In a panic, Meg goes to her local public library to look at job ads on the Internet. She learns that many of today’s openings require an online application too. She spends about half an hour working through the application for a promising position. When she’s almost done, she tries to save her work on a jump drive, but at the same time, hits a wrong key and wipes out the whole document. Frustrated, she gets up to leave.
But this is where Carol steps in; Carol’s the librarian on duty, finds out what the problem is and says, “That application form can’t be smarter than both of us!” She sits down with Meg and works through it to the end. While it’s being transmitted, Carol goes to the stacks and comes back with some books about interviewing. “I think you’re going to get that interview,” she says. “And here are some resources to help you get prepared.”
A week later, Meg comes back to the library. “You taught me something,” she tells Carol. “You showed me how not to give up. I did get that interview, and thanks to you, I also got the job.”
How many of you could relay, from your personal experience, or the experience of someone you know, a story much like these that I’ve shared with you today? (Almost all of you.)

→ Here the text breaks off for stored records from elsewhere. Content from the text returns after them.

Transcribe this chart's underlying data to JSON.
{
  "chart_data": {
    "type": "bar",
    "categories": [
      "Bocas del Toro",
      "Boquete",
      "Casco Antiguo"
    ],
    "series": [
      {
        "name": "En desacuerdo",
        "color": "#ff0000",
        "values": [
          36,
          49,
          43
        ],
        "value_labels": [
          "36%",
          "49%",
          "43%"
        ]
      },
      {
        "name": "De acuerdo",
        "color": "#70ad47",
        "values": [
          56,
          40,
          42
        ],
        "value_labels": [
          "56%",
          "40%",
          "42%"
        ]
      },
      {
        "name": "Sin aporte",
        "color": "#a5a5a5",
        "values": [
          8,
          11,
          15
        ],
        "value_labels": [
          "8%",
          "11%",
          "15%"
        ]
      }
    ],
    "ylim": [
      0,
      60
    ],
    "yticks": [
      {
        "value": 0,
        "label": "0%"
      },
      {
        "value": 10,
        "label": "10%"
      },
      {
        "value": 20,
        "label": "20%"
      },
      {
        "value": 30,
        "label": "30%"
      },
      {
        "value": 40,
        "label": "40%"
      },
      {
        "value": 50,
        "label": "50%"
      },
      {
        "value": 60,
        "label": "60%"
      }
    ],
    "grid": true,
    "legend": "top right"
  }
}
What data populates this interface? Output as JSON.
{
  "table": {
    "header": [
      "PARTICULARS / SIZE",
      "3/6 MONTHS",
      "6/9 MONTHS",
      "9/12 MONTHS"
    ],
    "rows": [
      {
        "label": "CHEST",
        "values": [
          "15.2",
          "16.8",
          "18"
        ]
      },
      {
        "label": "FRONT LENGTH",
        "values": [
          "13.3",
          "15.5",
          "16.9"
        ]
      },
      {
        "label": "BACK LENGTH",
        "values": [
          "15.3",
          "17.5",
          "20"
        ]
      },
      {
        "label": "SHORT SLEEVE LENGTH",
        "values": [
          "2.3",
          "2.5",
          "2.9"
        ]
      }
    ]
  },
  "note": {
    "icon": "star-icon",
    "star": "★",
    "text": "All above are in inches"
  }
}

Then you also know that these stories all illustrate that libraries are no longer about books, databases, or other content. Libraries and their staff offer the empathy, support, service, and space – where today’s job seekers find the expert networks and the community they need to be successful in their new endeavors. Whether it’s supporting people writing resumes and applying for jobs, or helping people launch their own businesses or grow new careers, libraries power economic recovery. And when the library does that for one American, and then another, and then another – we deliver and I do not say this lightly on the American promise of equal opportunity for all.
Let’s be honest: transforming individuals and communities in the midst of prolonged economic challenges has also required a transformation in some of our libraries. We’ve had to embrace an enormous shift in our collections and service models, and do so under incredible budget strain. And librarians, many of us, have been called on to move beyond the reasons that we originally came to this work, and focus on new and entirely unexpected community needs.
Over the next two days – the incredibly talented and passionately committed Project Compass team will take us through a schedule chock-full of celebration, support, and community for those of us actively engaged in this work.Change is hard! We need to celebrate what we’ve accomplished and get some support for moving forward.
Joining us are more than 220 public and state library colleagues from 45 states and the district of Columbia. Esteemed guests…
- Susan Hildreth & Mary Chute from IMLS
- Terri Bergman from the National Association of Workforce Boards
- Jane Oates from the Department of Labor
- Ron Carlee from the International City/County Management Association
- futurist Garry Golden and author Marilyn Johnson
…will share their expertise and their encouragement for taking us even farther.
As you attend these sessions, I encourage you to reflect on your own path through the incredible transformations we are all now a part of. I can tell you that, personally, devising this project with the library community (especially Jennifer at North Carolina and Kevin at IMLS), and then following it through to implementation across the nation, has been one of the highlights of my entire career. You, the library staff and partners we’ve worked with, and the patrons you’ve served, inspire me daily with your courage, tenacity, and hope.